Save Barnet Libraries!
As soon as this picture popped into my inbox, I knew I had to share it. Both my children were born in Barnet. For some years I also worked in the London Borough of Barnet with children who found reading difficult. That was about forty years ago and I took it for granted that there were local libraries across Barnet containing treasure troves of books for children. For young readers who struggled with squiggles on a page, it was only a matter of time before we found the keys that opened the doors for them into the exciting world of books.
But in this picture, taken by a friend just a few days ago, here are children and families demonstrating to SAVE BARNET LIBRARIES. The man on the right, doing a jig to the drums, is none other than the children's author Alan Gibbons. For the last few years Alan has been speaking out, loudly and clearly, against the dangers of libraries being closed and of professional librarians losing their jobs. This is what he wrote last year in a campaign to save eleven local libraries in Liverpool:
"Books open doors of the imagination, doors of opportunity - but not everybody can buy books. Figures show that one in three children in the UK do not own a book - if you close libraries those children cannot borrow books either. Young families, schoolchildren, students, the elderly, disabled, unemployed and many more people use and love the threatened Liverpool libraries - what will they do once they are gone?"

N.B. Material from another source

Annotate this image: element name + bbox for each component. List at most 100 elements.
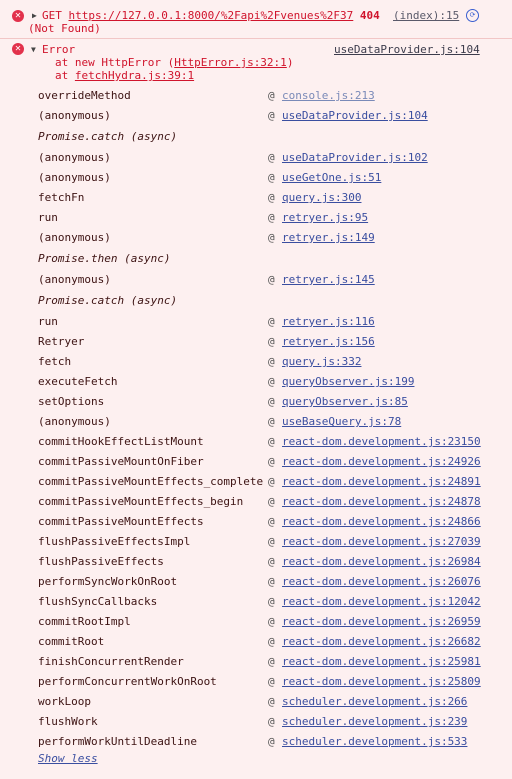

I agree with every word. Libraries are not a luxury. Or are we to go back to the age when literacy and literature were only for the wealthy? Go to any National Trust or English Heritage great house and you will find it contains a large library. Andrew Carnegie (after whom the Carnegie Medal for Children's Literature is named) was born in a humble cottage in Scotland and, having made a fortune as an industrialist in America , gave much of this to develop educational and cultural institutions, including public libraries. Why? Because he understood that books open doors of the imagination, doors of opportunity - but not everybody can buy books.
Let's hope that Barnet's councillors will hold on to their senses and recognise the true value of their precious libraries. To quote Alan again, what will they do once they are gone?